Interface Segregation Principle

We will be discussing the Interface Segregation Principle also known as ISP, as one of the SOLID principles of object-oriented programming and how to implement it when designing our software.

This principle says that Clients should not be forced to depend upon interfaces that they do not use.

This means that an interface that creates a small will do only a unique job, larger interfaces should be split into smaller ones.

Example

Let us define an interface to violates ISP that contains code.

Create ICompanyDepartment Interface that contains only the company departments.

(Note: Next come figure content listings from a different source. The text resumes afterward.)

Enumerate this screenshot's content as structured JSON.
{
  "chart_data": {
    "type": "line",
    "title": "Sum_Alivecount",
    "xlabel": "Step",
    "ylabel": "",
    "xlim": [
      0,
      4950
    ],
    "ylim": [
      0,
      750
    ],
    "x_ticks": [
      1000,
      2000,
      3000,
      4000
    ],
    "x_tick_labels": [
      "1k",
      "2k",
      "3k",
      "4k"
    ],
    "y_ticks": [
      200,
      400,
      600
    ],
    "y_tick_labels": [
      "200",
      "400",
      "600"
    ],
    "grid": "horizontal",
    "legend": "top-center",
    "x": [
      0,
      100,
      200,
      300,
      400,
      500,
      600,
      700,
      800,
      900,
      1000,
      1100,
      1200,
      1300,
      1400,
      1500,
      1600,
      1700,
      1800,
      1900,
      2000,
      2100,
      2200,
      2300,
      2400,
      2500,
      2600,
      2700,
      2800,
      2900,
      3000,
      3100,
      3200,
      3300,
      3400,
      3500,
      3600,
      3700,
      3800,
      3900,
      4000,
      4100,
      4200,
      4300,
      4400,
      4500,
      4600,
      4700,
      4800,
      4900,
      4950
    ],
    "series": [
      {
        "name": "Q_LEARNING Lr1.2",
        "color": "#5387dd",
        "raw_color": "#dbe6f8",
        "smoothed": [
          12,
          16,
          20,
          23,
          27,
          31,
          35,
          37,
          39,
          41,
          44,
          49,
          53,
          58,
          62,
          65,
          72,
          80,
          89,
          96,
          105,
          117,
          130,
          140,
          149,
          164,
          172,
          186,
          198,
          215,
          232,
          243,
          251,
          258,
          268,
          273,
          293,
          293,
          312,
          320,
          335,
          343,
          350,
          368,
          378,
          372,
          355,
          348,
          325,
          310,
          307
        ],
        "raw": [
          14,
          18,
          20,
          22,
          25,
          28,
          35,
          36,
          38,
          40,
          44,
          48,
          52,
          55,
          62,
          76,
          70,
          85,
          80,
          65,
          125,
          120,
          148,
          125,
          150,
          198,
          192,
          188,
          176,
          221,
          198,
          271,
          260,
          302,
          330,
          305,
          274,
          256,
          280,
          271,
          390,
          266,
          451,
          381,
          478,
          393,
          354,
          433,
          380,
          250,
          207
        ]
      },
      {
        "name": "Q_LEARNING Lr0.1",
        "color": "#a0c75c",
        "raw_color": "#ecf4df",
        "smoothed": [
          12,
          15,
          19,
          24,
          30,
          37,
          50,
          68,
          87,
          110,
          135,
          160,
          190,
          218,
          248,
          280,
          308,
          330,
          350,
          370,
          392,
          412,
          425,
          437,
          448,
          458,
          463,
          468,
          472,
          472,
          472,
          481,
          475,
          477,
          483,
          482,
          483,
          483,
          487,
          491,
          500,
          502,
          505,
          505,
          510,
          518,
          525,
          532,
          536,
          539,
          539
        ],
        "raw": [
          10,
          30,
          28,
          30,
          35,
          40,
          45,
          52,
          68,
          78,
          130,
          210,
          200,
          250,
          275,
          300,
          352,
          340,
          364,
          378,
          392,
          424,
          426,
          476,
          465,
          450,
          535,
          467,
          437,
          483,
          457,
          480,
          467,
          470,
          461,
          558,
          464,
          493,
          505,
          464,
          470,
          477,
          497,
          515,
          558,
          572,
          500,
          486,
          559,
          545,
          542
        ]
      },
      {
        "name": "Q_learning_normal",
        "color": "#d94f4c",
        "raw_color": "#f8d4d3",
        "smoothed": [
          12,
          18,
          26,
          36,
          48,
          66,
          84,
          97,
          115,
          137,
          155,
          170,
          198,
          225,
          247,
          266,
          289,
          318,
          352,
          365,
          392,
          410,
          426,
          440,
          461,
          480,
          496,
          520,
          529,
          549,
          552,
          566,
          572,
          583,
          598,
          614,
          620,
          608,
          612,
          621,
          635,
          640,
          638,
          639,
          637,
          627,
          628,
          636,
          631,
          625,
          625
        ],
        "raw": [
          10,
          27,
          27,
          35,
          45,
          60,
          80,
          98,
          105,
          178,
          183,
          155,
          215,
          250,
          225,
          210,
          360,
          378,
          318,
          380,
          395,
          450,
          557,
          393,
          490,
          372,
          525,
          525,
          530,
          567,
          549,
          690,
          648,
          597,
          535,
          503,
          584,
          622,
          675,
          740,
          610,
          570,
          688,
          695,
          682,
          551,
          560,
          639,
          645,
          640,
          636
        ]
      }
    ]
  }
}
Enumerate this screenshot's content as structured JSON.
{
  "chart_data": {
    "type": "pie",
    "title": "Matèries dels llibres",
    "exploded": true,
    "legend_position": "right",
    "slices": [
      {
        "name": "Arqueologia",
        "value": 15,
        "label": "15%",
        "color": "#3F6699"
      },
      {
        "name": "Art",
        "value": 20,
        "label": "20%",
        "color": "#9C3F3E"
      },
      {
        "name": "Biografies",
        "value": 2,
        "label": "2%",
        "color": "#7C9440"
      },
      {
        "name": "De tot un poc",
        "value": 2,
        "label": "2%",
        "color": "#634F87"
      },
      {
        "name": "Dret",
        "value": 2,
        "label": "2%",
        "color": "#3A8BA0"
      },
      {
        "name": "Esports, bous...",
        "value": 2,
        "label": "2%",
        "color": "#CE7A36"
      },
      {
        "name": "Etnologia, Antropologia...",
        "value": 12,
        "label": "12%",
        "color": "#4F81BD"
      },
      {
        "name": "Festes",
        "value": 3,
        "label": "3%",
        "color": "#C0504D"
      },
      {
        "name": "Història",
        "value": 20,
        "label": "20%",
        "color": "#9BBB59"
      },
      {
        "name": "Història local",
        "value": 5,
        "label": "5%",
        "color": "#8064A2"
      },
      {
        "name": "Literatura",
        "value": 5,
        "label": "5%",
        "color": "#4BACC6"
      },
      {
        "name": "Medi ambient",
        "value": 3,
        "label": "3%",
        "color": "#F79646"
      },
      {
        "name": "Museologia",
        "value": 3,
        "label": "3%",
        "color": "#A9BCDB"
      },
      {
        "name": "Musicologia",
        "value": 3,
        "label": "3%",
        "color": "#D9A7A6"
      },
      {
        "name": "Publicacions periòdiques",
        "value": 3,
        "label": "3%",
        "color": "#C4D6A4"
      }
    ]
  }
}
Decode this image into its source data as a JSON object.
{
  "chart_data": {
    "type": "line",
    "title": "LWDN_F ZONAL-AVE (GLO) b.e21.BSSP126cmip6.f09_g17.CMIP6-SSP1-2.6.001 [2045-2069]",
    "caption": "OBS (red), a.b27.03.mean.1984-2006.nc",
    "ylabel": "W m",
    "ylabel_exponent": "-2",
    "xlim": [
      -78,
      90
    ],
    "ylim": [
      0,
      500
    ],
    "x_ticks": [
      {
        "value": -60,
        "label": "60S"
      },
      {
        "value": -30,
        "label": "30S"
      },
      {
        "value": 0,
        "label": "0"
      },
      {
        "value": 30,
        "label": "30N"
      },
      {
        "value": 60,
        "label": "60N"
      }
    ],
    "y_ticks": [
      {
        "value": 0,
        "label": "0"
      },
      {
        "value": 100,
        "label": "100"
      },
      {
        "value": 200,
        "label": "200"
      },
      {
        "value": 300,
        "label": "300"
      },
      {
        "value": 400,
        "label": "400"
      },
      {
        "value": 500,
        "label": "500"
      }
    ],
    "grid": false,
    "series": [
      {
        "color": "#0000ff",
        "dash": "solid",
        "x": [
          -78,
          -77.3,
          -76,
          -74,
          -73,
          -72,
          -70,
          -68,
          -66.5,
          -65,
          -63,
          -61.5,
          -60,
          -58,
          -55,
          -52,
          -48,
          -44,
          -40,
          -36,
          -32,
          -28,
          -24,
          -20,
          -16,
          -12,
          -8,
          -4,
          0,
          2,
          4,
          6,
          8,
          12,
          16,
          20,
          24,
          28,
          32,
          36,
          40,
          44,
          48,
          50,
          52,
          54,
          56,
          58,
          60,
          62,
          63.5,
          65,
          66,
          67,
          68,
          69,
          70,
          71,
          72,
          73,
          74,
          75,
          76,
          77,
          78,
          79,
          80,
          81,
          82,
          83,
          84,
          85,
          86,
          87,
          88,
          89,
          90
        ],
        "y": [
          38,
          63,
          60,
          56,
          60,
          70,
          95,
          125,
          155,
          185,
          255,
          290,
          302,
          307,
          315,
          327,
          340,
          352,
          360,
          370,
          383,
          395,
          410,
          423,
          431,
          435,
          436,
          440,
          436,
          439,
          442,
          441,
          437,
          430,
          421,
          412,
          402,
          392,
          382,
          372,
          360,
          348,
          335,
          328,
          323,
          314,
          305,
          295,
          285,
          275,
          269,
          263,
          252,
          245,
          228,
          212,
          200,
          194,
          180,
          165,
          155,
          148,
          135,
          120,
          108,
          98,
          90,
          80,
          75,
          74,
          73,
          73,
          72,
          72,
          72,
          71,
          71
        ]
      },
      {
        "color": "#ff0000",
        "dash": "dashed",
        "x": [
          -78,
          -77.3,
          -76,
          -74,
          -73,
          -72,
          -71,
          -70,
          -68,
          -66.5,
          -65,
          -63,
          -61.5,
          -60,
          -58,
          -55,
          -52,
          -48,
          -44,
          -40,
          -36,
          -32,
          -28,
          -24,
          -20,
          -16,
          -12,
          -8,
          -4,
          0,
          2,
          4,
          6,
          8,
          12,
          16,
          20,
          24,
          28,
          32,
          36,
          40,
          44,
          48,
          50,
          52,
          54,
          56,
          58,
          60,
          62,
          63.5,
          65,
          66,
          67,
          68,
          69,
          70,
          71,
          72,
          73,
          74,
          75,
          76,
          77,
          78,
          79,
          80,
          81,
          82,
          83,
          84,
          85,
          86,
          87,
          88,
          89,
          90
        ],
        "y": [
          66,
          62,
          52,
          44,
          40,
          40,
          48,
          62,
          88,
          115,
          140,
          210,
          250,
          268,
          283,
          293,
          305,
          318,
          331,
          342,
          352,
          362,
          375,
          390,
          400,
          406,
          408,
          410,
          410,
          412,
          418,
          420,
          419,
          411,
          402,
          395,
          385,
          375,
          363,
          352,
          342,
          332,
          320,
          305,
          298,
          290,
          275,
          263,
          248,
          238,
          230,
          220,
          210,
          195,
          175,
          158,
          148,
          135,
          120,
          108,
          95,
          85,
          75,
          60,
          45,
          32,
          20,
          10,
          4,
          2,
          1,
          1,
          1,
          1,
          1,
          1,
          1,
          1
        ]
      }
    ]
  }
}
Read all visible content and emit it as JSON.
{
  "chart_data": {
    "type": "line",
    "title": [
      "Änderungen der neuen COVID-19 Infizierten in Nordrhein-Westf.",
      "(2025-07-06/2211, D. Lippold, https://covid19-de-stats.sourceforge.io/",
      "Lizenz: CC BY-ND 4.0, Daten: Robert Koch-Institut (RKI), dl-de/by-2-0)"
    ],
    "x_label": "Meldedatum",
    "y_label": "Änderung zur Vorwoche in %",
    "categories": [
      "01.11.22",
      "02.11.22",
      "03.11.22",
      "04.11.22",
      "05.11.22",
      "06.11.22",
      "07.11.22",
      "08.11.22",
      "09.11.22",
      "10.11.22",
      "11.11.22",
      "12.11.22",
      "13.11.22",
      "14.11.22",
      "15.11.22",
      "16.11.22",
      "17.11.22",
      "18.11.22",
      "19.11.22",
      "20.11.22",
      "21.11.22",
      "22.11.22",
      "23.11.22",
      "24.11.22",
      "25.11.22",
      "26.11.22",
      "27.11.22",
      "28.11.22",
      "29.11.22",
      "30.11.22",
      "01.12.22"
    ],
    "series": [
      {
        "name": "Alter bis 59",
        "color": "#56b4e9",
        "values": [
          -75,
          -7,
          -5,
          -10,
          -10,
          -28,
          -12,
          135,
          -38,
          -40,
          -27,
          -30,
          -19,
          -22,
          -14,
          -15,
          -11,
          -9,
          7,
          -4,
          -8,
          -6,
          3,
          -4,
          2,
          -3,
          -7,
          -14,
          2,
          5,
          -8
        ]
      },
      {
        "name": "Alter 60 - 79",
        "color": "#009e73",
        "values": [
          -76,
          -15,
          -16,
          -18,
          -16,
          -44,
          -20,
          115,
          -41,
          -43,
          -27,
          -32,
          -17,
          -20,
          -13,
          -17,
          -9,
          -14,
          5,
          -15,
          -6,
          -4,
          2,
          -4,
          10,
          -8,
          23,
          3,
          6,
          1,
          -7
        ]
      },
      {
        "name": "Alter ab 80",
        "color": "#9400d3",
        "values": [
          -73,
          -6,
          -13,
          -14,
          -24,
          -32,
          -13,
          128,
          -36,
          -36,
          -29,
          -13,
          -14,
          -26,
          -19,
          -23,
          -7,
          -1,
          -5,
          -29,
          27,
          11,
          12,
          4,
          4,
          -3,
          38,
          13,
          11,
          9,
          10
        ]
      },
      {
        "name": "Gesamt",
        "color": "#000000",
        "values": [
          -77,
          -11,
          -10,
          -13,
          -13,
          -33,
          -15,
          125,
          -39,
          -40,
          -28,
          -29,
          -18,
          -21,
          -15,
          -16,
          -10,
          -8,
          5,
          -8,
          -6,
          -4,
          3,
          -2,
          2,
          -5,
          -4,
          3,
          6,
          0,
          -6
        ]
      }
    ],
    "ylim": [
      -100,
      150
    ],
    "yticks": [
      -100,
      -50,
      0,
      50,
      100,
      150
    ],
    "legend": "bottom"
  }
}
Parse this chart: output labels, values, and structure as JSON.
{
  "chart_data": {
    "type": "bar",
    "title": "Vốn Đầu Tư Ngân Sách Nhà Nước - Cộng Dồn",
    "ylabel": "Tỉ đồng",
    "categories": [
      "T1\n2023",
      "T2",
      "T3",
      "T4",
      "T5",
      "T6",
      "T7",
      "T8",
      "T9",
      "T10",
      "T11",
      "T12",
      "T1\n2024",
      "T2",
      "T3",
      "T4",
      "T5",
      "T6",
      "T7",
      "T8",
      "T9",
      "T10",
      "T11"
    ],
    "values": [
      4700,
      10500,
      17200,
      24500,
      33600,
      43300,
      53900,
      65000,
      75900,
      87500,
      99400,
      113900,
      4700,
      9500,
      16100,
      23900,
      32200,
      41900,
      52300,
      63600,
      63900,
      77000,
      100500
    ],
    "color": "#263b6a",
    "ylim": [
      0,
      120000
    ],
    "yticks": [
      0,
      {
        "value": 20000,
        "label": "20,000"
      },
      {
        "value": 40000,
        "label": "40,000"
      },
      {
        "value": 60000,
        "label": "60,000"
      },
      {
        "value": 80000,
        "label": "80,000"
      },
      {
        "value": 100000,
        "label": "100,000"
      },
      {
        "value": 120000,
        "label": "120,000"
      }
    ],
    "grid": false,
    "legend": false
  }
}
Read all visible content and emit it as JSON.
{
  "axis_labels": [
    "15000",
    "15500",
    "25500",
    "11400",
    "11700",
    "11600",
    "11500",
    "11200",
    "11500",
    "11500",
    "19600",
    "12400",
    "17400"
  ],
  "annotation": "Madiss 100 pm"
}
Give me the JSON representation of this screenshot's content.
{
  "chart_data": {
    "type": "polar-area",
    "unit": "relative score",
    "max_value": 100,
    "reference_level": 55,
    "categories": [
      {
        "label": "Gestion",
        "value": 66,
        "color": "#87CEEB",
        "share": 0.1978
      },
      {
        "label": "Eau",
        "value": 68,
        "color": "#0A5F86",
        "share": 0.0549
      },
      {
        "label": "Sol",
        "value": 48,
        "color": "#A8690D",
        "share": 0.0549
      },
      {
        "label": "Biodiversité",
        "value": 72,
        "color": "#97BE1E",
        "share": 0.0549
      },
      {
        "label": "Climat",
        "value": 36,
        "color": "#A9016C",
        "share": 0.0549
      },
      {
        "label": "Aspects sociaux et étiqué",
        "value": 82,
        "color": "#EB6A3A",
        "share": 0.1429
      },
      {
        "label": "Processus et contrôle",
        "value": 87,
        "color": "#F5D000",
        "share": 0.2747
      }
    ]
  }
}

interface ICompanyDepartment {
    public void AdminDepartment();
    public void ITDepartment();
    public void FinanaceDepartment();
    public void HRDepartment();
}

Let’s start by implementing the ICompanyDepartment for Company as NirmalCompany.cs

class NirmalCompany: ICompanyDepartment {
    public void AdminDepartment() {
        throw new NotImplementedException();
    }
    public void FinanaceDepartment() {
        throw new NotImplementedException();
    }
    public void HRDepartment() {
        throw new NotImplementedException();
    }
    public void ITDepartment() {
        throw new NotImplementedException();
    }
}

Now suppose one more SheebaCompany comes that only works on manufacturing and they don’t have IT department then the above implementation has one problem,

If you add ManufacuringDepartment on IcompanyDepartment interface then we have to implement the signature on both classes

  1. NirmalCompany  
  2. SheebaCompany.

This part is a violation of ISP principle.

When you implement the ICompanyDepartment interface you must be adding all signatures but SheebaCompany doesn’t want ITDepartment.

Above implementation is clear violation of Interface Segregation Principle

Again, modify the code as per the ISP Principle.

Initialize the three interfaces

  1. ICompanyDepartment
  2. INirmalCompanyUniqueFeature
  3. ISheebaCompanyUniqueFeature
interface ICompanyDepartment {
    public void AdminDepartment();
    public void FinanaceDepartment();
    public void HRDepartment();
}
interface INirmalCompanyUniqueFeature {
    public void ITDepartment();
}
interface ISheebaCompanyUniqueFeature {
    public void ManufacuringDepartment();
}
class NirmalCompany: ICompanyDepartment, INIrmalCompanyUniqueFeature {
    public void AdminDepartment() {
        throw new NotImplementedException();
    }
    public void FinanaceDepartment() {
        throw new NotImplementedException();
    }
    public void HRDepartment() {
        throw new NotImplementedException();
    }
    public void ITDepartment() {
        throw new NotImplementedException();
    }
}
class SheebaCompany: ICompanyDepartment, ISheebaCompanyUniqueFeature {
    public void AdminDepartment() {
        throw new NotImplementedException();
    }
    public void FinanaceDepartment() {
        throw new NotImplementedException();
    }
    public void HRDepartment() {
        throw new NotImplementedException();
    }
    public void ManufacuringDepartment() {
        throw new NotImplementedException();
    }
}

Conclusion

Even though the name of the principle is self-explanatory, we can see how easy it is to implement correctly. Make sure to distinguish the responsibility of every class.